La partie de Soprano est dévolue à Tabita Martinéz. Celle-ci fait preuve de douceur, de délicatesse, mais aussi d’élan et d’emportement viscéral, ses épanchements lyriques dénotent une voix versatile et robuste qui sait allier les contraires. Son alchimie vocale laisse découvrir un timbre élégant dans les médiums, agile dans les hauteurs et parfois les vertiges de sa tessiture.
Le sémillant contre-ténor José Andrés Muñoz assume avec beaucoup de maîtrise dans le souffle et l’émission la partition de l’Alto. L’organe vocal est d’une grande stabilité. Les vocalises sont aussi lumineuses que sirupeuses. Son art porte un engagement double où le vocal se fait l’enluminure du théâtral, tant ce chanteur fait résonner des nuances chromatiques et harmoniques vives et riches, pleines d’audaces stylistiques qui ravissent le public, admiratif et généreux à son encontre.
Gonzalo Quinchahual voit sa tessiture illustrer le rôle du Ténor. Les accents puissamment posés attisent un volume généreux. Le souffle est long et les intentions ne manquent pas d’ambition.
C’est Arturo Espinosa qui donne à la Basse le relief et l’assise de son timbre avec une élocution claire et ouverte qui nourrit la plénitude de son centre vocal.
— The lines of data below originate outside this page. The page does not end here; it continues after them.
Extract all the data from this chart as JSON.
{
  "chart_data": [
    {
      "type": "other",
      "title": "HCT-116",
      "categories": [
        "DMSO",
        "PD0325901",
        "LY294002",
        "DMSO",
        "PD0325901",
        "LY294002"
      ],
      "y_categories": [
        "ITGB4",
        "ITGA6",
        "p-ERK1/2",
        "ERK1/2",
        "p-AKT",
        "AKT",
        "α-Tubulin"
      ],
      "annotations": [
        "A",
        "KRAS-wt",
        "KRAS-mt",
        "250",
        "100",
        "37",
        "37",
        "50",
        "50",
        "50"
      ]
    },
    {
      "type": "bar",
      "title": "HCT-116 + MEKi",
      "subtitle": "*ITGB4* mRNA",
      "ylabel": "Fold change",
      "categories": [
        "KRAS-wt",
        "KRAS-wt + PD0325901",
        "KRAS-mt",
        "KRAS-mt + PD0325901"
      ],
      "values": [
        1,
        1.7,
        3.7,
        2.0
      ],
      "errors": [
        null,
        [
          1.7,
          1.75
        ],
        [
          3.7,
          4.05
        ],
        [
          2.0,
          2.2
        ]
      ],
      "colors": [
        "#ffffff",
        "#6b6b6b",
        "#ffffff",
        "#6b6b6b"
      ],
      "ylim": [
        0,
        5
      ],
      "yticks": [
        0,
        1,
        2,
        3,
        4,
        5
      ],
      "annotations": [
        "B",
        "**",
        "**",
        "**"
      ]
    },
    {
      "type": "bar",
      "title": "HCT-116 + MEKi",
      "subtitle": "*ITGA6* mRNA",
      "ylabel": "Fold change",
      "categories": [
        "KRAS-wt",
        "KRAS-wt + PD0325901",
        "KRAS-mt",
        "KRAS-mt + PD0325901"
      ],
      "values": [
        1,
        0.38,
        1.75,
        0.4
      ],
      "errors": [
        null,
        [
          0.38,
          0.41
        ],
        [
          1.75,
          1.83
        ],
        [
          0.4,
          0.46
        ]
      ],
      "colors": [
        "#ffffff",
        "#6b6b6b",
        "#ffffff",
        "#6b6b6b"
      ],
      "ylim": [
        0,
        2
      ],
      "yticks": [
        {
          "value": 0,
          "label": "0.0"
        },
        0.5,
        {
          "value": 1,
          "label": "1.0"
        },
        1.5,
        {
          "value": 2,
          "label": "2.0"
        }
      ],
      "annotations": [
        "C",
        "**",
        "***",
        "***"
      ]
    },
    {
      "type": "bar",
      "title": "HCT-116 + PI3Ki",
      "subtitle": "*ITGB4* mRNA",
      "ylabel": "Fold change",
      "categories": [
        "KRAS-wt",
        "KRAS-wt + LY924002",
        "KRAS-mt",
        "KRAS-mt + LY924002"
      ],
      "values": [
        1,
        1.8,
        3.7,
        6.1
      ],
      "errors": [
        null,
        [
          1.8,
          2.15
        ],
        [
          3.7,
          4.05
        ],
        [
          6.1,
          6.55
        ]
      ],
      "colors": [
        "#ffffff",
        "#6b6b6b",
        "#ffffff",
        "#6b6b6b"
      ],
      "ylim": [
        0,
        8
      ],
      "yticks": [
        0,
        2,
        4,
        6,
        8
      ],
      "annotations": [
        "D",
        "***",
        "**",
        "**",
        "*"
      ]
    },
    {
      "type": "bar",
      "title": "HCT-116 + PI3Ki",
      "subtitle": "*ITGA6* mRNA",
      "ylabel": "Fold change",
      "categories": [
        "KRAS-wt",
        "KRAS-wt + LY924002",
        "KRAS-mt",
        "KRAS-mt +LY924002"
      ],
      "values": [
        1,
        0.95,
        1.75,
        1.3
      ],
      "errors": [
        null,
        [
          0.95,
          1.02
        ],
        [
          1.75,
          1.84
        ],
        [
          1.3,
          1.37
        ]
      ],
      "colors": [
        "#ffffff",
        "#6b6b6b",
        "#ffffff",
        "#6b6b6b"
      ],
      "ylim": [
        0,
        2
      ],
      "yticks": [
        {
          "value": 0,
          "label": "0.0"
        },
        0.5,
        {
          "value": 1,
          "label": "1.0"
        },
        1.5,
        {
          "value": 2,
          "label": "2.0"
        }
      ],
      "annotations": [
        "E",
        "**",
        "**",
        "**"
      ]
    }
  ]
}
Les rôles plus modestes, issus des rangs du chœur, complètent avec un certain brio le plateau vocal : les inflexions pleines d’autorité du baryton-basse Francisco Salgado (Ponce Pilate), les rondeurs versatiles de la basse de Jorge Cumsille (Judas), la voix claire et limpide du baryton Pablo Oyanedel (Pierre), l’élégance et la chaleur des timbres barytonant de Cristian Lorca (Grand Prêtre) et Carlos Guzmán (Second Prêtre), les reliefs colorés et enjoués des sopranos Jessica Poblete (Première Servante) et Jennifer Ramirez (Deuxième Servante), les couleurs chatoyantes du soprano de Regina Sandoval (Femme de Pilate), l’agilité du contre-ténor Boris Bustos et la solidité du ténor Nicolás Noguchi qui forment enfin les deux Témoins.
Les cloches de Pâques peuvent sonner : l’incontestable succès de cette Passion chilienne laisse bien augurer d’une forme de résurrection du Municipal de Santiago.